It’s been 13 months since Baltimore Ravens running back Ray Rice was arrested and charged with assaulting his then-fiancee in an Atlantic City casino, and six months since video of the attack went viral. The incident — and the NFL’s mishandling of it — dominated sports headlines for weeks. But while the Rice case brought new attention to domestic violence and sexual assault involving athletes, those problems didn’t begin with Rice, and they haven’t ended there. A database maintained by USA Today lists at least 94 incidents in which NFL players have been arrested for domestic violence or sexual assault. That list doesn’t include former Florida State University quarterback Jameis Winston, who is widely expected to be selected first in the NFL draft later this spring, despite accusations that he raped a fellow student. (Winston was never charged with a crime; a New York Times story last year found evidence that the investigation was “flawed.”) And the problem goes far beyond professional football: Athletes at all levels in virtually every sport have faced similar accusations.
On Friday, SXsports — the sports-focused offshoot of the long-running South By Southwest festival in Austin, Texas — hosted an hourlong discussion on sexual assault and domestic violence in sports. The panel, which I moderated and helped to organize, featured three people with different perspectives on the issue:
- Katie Hnida, a former placekicker for the University of New Mexico, in 2003 became the first woman to score in a Division I-A men’s college football game. She later went public with her story of being harassed and raped by teammates at the University of Colorado, where she first played.
- Jane Randel is the co-founder of No More, a coalition aiming to raise awareness and engage bystanders in ending domestic violence and sexual assault. No More has partnered with the NFL, and Randel is currently serving as a consultant to the league in its anti-violence efforts.
- Don McPherson was an all-American quarterback at the University of Syracuse, where he led the Orange to an undefeated record in 1987. He later played in the NFL and the Canadian Football League. Since retiring from football, he has dedicated his life to social justice causes, particularly ending violence against women.
At the start of our discussion, I noted that the cases involving Rice, Winston and others are only anecdotes. Even the USA Today database only gives raw numbers of incidents involving NFL players — it doesn’t tell us anything about whether violence against women is a bigger problem in the league or in sports than it is in society at large. (My colleague Benjamin Morris tried to fill that void back in July when he found that NFL players are arrested on domestic violence charges at a far higher rate than would be expected based on their age and income.)
Numerous studies have tried to perform a more rigorous analysis, and many have found evidence of a link between athletics and violence. But it’s hard to find definitive proof: Domestic and sexual violence are notoriously underreported, and data on perpetrators is even more sparse than information on victims. That forces most researchers to conduct research using surveys, often with sample sizes too small to allow them to draw strong conclusions about the causes of violence.

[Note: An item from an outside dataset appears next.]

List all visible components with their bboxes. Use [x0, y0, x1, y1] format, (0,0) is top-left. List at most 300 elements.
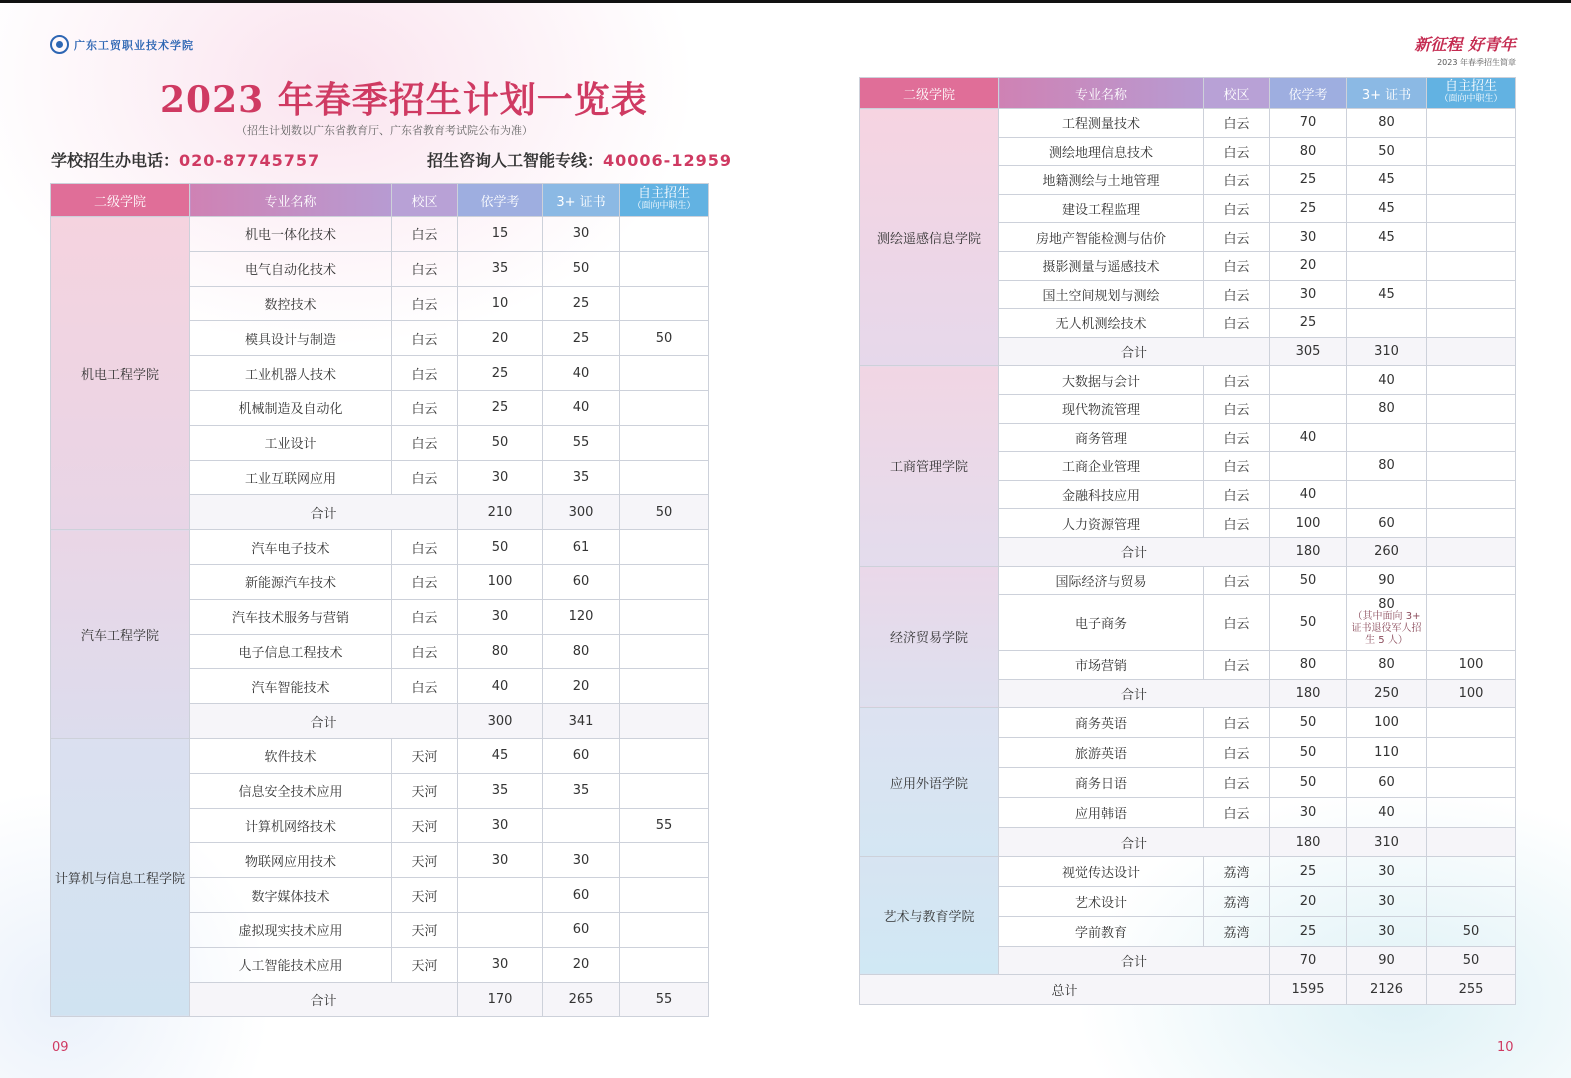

In the absence of better data, I asked McPherson whether he thought there was a connection between sports culture and violence against women. He said yes — but that sports also has an opportunity to help reduce violence by confronting narrow definitions of masculinity.
Hnida said locker rooms don’t have to be hostile environments for women. At the University of New Mexico, she said, there was a culture of respect that started at the top. At the University of Colorado, by contrast, she said she “felt like I was more of an object, that I was not actually a person.”
The title of our panel was “Can Sports Help End a Culture of Violence?” I asked Randel what she thought the answer was — could sports not just address its own problems but also help have an impact in society at large? She said yes, explaining that sports offers an enormous platform from which to reach men and boys.
But McPherson said we won’t make much progress fighting violence against women — either in sports or beyond it — until we start talking honestly about who the perpetrators are: men. The numbers back that up. According to the National Intimate Partner and Sexual Violence Survey, 99 percent of rapes and nearly 95 percent of sexual assaults against women are committed by men. Men also commit the vast majority of stalking offenses against women.
After the Ray Rice incident, the NFL partnered with No More, which produced a much-discussed PSA that ran during the Super Bowl. The success of that ad — it’s been viewed more than 7 million times on YouTube — shows the reach of the NFL and other sports leagues. But I asked Randel how she could be sure No More was making a difference and not just providing public relations cover for the NFL.
Hnida closed the panel with a message to the leagues, the media and sports fans: “Keep talking.”